Mugs just sat back and woofed at her.
“That sounded a little too much like a yes,” she said.
Just then the phone rang, and she looked at the number and groaned. “I’m not talking to you, Zachary.” But the phon
e rang and rang. She waited until the voicemail kicked in, then listened to his message. It was the same as before. He really wanted the emerald for his wife. It was the perfect match and nothing less was good enough. She appreciated the fact that he wanted it, but how could she sell something she didn’t feel was hers to sell?
The thought of getting ten thousand dollars for an emerald was great, but that wasn’t the point. The point was, she’d been asked to figure out who the jewels belonged to and to return them to their rightful owner.

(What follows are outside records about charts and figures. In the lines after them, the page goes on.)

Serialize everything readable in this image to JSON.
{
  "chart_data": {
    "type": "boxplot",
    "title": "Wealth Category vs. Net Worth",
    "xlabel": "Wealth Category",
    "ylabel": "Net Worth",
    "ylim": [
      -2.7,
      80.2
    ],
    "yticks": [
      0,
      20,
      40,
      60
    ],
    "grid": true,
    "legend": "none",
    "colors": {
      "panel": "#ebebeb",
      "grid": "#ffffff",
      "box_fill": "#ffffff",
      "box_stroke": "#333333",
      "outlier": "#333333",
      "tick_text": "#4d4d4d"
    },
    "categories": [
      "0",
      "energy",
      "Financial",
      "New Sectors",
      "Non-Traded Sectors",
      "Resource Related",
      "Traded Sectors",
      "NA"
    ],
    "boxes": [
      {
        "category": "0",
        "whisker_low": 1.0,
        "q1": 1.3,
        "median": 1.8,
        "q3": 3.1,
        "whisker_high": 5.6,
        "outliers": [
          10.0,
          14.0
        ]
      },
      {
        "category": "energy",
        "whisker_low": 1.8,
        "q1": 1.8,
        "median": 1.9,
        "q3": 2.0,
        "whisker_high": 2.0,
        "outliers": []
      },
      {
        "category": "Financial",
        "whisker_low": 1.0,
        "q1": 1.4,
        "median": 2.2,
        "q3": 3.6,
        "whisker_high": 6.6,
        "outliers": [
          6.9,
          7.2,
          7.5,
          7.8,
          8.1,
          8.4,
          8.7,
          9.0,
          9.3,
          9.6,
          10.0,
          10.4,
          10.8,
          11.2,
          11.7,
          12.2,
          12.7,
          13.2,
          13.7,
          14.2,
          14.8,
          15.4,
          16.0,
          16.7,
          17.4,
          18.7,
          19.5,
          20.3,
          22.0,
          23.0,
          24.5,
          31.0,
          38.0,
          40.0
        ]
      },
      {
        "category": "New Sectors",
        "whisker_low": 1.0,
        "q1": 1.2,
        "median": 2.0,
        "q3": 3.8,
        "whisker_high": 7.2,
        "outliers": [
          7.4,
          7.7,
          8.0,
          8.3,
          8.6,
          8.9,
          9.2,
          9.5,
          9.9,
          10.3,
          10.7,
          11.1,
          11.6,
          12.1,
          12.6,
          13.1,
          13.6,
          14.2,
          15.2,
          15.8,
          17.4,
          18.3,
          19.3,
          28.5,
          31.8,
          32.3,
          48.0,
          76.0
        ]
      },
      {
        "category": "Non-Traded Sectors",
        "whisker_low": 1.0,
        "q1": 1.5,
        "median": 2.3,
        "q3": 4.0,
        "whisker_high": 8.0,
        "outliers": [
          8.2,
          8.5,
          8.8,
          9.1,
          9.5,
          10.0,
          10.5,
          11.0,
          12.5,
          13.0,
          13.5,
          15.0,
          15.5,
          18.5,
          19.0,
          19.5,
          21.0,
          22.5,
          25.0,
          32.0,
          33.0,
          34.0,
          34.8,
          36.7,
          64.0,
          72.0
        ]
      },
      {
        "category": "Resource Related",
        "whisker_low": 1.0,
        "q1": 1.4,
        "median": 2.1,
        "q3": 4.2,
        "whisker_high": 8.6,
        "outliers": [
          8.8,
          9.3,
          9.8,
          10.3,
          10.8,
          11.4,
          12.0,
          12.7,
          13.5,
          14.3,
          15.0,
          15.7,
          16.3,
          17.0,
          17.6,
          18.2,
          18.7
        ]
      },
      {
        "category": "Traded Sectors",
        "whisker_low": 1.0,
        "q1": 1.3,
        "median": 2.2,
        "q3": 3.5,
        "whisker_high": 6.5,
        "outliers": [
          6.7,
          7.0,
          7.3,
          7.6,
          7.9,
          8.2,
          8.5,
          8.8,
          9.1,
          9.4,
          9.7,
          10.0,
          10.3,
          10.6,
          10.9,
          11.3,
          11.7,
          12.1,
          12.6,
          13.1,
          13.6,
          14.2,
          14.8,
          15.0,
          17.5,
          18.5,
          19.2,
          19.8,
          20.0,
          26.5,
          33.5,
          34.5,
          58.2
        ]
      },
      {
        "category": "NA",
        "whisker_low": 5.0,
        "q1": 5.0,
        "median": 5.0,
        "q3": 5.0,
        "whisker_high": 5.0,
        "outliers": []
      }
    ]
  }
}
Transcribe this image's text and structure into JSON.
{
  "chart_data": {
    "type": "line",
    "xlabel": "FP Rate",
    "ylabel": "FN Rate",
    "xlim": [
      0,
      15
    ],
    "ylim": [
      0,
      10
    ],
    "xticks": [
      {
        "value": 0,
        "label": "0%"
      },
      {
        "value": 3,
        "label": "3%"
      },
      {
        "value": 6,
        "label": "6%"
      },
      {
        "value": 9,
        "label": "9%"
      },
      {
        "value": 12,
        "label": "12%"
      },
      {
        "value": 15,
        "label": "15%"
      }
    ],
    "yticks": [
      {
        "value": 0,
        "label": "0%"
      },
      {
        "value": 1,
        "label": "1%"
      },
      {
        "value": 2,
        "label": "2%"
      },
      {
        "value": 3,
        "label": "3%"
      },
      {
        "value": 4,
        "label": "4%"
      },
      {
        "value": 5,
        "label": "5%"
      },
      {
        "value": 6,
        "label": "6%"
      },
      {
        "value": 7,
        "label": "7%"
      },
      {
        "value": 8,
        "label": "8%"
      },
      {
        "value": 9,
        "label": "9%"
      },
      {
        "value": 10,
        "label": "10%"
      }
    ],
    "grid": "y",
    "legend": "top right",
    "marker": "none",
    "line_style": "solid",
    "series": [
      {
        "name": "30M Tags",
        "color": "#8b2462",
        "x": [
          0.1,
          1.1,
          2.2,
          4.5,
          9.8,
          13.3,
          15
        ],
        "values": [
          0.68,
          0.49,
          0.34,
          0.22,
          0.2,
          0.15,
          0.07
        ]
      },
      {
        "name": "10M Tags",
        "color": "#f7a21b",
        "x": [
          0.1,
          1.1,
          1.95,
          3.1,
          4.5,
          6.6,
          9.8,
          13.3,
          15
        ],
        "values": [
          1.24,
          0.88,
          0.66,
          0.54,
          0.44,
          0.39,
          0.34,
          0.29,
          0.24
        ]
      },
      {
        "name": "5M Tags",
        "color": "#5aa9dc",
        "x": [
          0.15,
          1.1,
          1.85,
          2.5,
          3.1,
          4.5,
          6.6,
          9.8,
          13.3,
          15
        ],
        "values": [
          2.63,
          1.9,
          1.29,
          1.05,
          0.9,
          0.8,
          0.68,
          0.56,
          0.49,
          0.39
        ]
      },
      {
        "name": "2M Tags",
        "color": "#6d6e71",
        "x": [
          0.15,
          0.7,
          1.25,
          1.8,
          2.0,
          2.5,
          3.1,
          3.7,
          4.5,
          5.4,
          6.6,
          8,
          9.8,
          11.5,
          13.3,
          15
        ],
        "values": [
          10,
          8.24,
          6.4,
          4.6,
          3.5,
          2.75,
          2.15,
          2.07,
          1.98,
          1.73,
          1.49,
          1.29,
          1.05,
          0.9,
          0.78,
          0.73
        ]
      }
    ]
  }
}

A part of her said they belonged to Aretha, but Doreen still wasn’t sure about that. If Aretha had anything to do with any of the mishaps that had befallen her, then Doreen wouldn’t give that money over to her, or the jewels for that matter.
Now Doreen was really out of sorts. Just as she got up to walk out to the garden and do something, her phone rang again. It was Zachary again. She hit Talk and then End Call, so she cut him off. She didn’t want to deal with him right now. When it rang again, she went to do the same thing, but, recognizing another number, she answered it.
“I do know an Abelman,” the snippy woman said.
“Good,” Doreen said, letting out a long breath slowly. She walked back to the table. “Who is it?”
Silence.
“Is there a problem with telling me who it is?”
“Maybe,” she said.
“Did she ever marry?”
“Yes.”
Feeling like she was pulling teeth to get answers, Doreen took several calming breaths. “Is there anything you can tell me about her?”
“She lives in Kelowna.”
“Okay, that’s helpful,” Doreen said, making a note. “Do you know what her last name is? Or did she have any children? Anything?”